I have built a deck with hardwood decking and need to put two handrails both 3.3mtrs long, there will probably be glass infill,first question do I fit the glass in one piece or two, secondly the handrail in two with a newell between or just one length,as the deck is over 2.4 mtrs high I will be fitting the h/rail 1100 instead of 900mm high.

Any thoughts
Clive.


----------



## Ollie78 (16 May 2021)

Thinking about the weight I would do the glass in smaller bits. Glass is heavy and awkward to manouver.
You might be better putting extra uprights in and glazing between them.
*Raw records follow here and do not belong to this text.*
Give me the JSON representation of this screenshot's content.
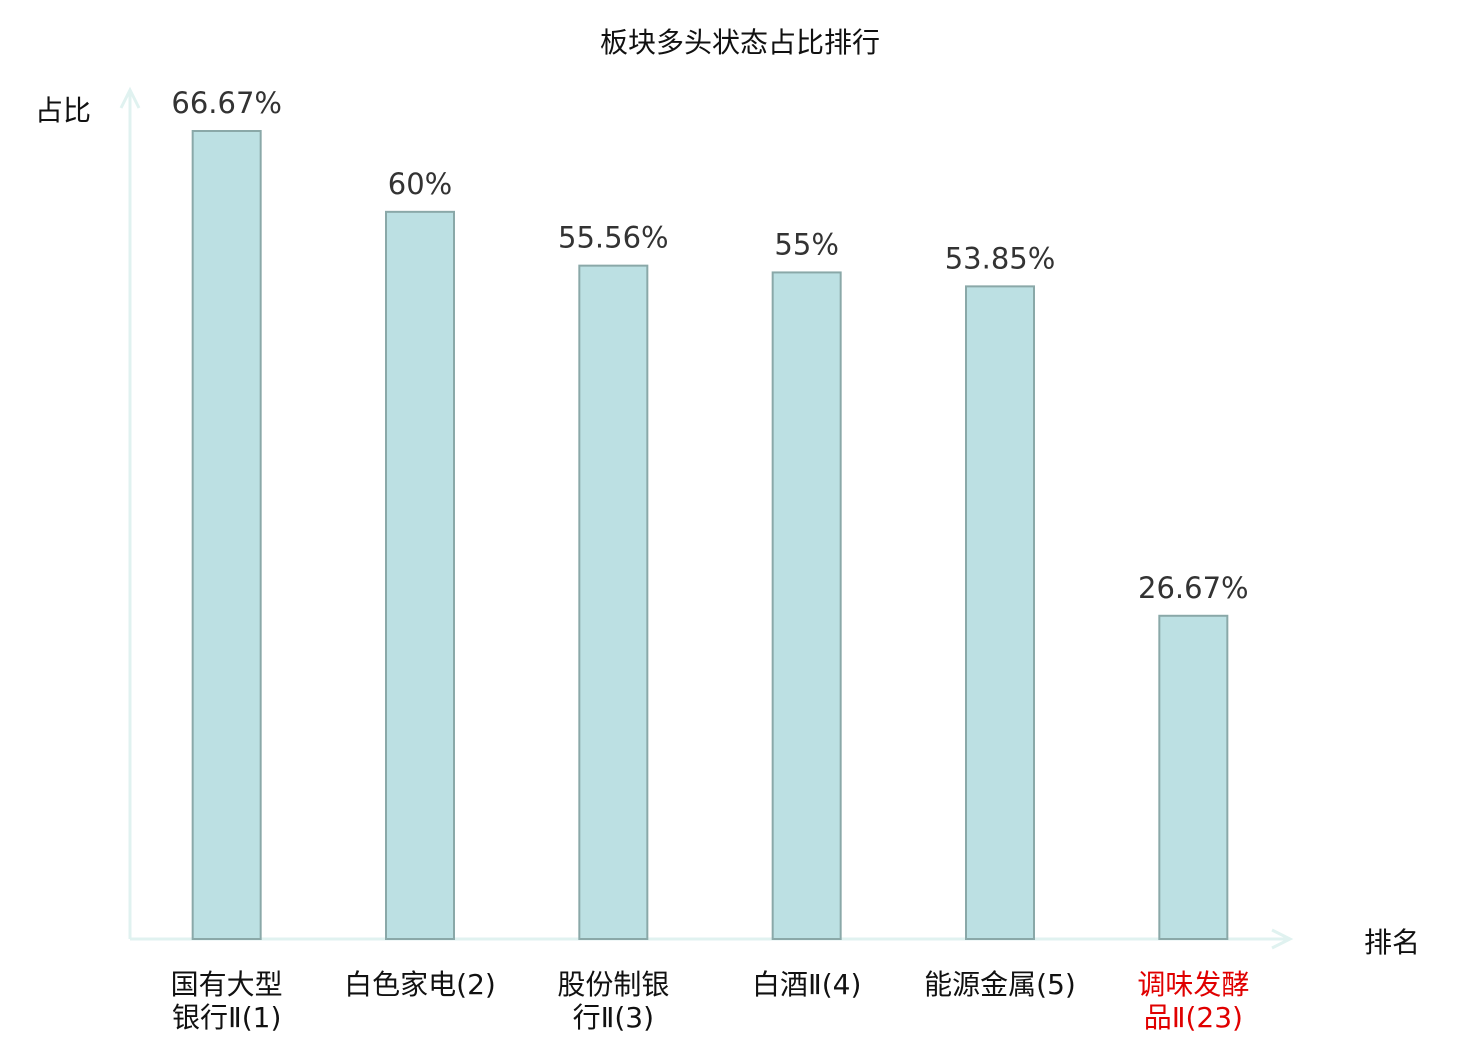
{
  "chart_data": {
    "type": "bar",
    "title": "板块多头状态占比排行",
    "ylabel": "占比",
    "xlabel": "排名",
    "categories": [
      [
        "国有大型",
        "银行Ⅱ(1)"
      ],
      [
        "白色家电(2)"
      ],
      [
        "股份制银",
        "行Ⅱ(3)"
      ],
      [
        "白酒Ⅱ(4)"
      ],
      [
        "能源金属(5)"
      ],
      [
        "调味发酵",
        "品Ⅱ(23)"
      ]
    ],
    "values": [
      66.67,
      60,
      55.56,
      55,
      53.85,
      26.67
    ],
    "data_labels": [
      "66.67%",
      "60%",
      "55.56%",
      "55%",
      "53.85%",
      "26.67%"
    ],
    "highlight_index": 5,
    "ylim": [
      0,
      66.67
    ],
    "grid": false,
    "legend": "none",
    "colors": {
      "bar_fill": "#bce0e3",
      "bar_stroke": "#8aa8a8",
      "axis": "#e0f2f0",
      "label_text": "#111111",
      "data_label_text": "#333333",
      "highlight_text": "#e00000"
    }
  }
}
Hard to say without a drawing or picture.

Ollie


----------



## Tuna808 (16 May 2021)

As Ollie says glass is heavy and a 3.3 M single sheets will probably be very expensive too.Glass fittings for landings and stairs are very strong and easy to fit,so the length should not be a problem for fitting.
If the decking is outdoors consider the location in terms of wind and access for cleaning 
I think the location and the cost would probably determine you final choice.


----------



## topchippyles (16 May 2021)

Without doubt 2 pieces on the glass. A single handrail would look much nicer as 3.3m is quite short


----------



## clive griffiths (16 May 2021)

Yes I think it will be two pieces i will send a couple of photos of before and after as soon as I learn to download them.

The deck is Yellow Balau and the handrail is Red Grandis a timber I mentioned a while ago, I purchased it from Timbmet and seems good value and good to machine.

Watch this space.


----------